Cela fait quatre jours que je reste avec ma femme à la maison, en fait l’appartement où on vient juste d’emménager.
On regarde la télévision et des dvd et on finit les cartons.
Pour l’alimentation c’est le parrain de notre petite fille qui fait les courses, c’est gentil de sa part !
Même si ils sont à Brest, c’est par le téléphone qu’on a des nouvelles de notre fille et de nos petits enfants.
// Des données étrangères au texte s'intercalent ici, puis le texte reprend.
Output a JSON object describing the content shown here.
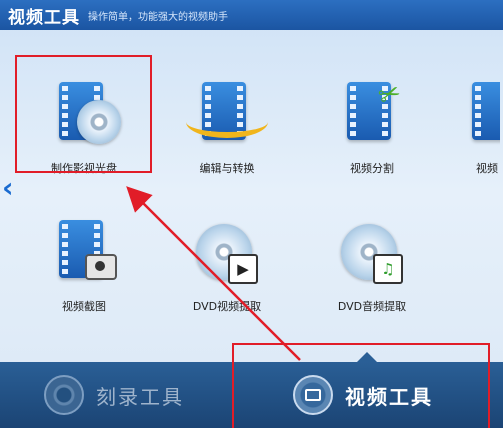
{
  "window": {
    "title": "视频工具",
    "subtitle": "操作简单，功能强大的视频助手"
  },
  "tools": [
    {
      "id": "make-dvd",
      "label": "制作影视光盘",
      "icon": "film-disc-icon"
    },
    {
      "id": "edit-convert",
      "label": "编辑与转换",
      "icon": "film-arc-icon"
    },
    {
      "id": "split",
      "label": "视频分割",
      "icon": "film-scissors-icon"
    },
    {
      "id": "partial",
      "label": "视频",
      "icon": "film-icon"
    },
    {
      "id": "screenshot",
      "label": "视频截图",
      "icon": "film-camera-icon"
    },
    {
      "id": "dvd-video",
      "label": "DVD视频提取",
      "icon": "disc-play-icon"
    },
    {
      "id": "dvd-audio",
      "label": "DVD音频提取",
      "icon": "disc-music-icon"
    }
  ],
  "nav": {
    "left_arrow": "‹"
  },
  "bottom_tabs": [
    {
      "label": "刻录工具",
      "active": false
    },
    {
      "label": "视频工具",
      "active": true
    }
  ],
  "colors": {
    "accent": "#1b55a2",
    "highlight": "#e11d28",
    "bottom_bar": "#1b4474"
  }
}
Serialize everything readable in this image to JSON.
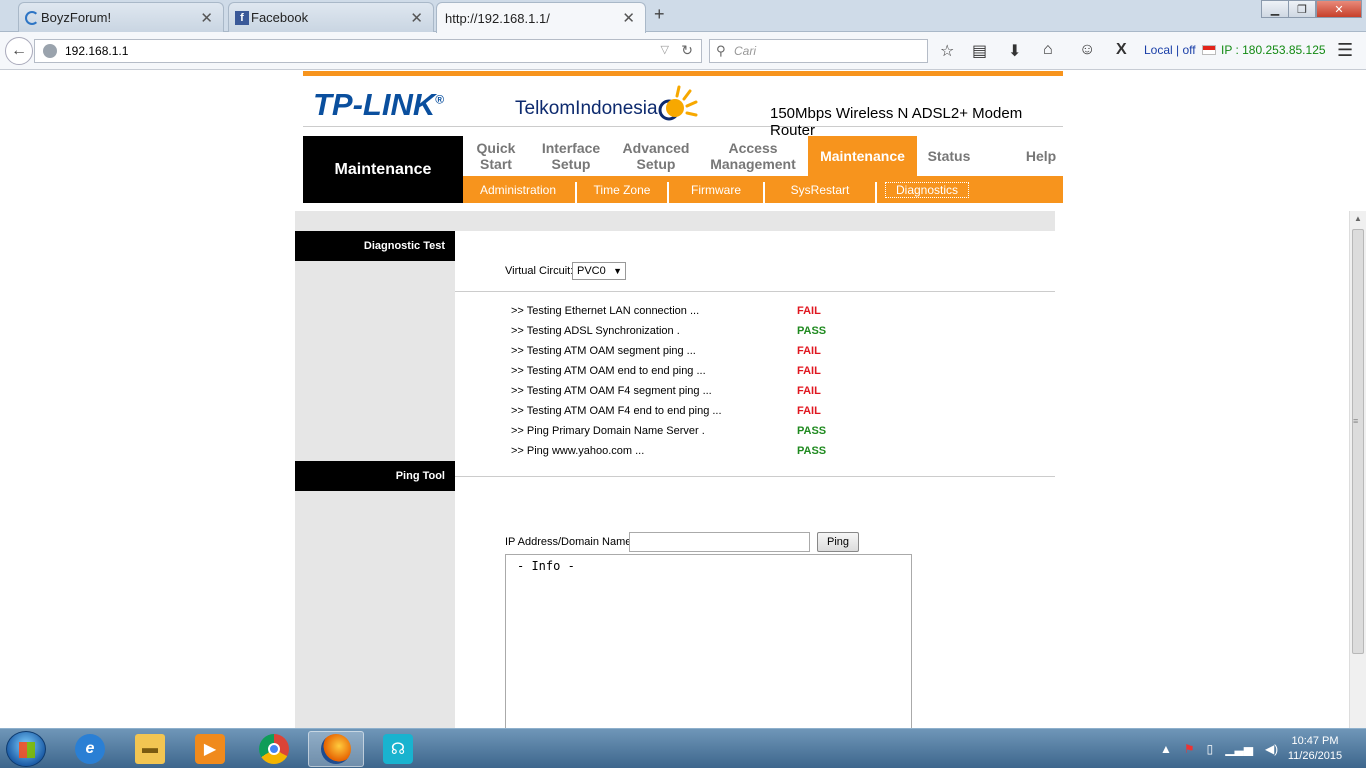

Grand père de 70 ans, confiné depuis trois jours avec ma femme aimée dans un appartement équipé et plein de livres, en proximité à pied des magasins d’alimentation, je ne souffre pas vraiment de ce confinement et ne crains guère que cela dure encore deux ou trois semaines. Une fois de plus, je me sens privilégié, et une fois de plus cela impose des gestes de solidarité vis à vis des moins chanceux. C’est une question de dignité pour eux, et pour moi. Un appel à la fraternité.
Cette fraternité est notre destin d’Être humain, elle est la condition de son accomplissement et qui sait de sa survie. En ces temps difficiles, c’est encore plus vrai. Mais encore plus difficile à vivre tant les contacts physiques sont importants : les embrassades, les croisement des regards, les paroles échangées en face à face non virtuel déjà me manquent.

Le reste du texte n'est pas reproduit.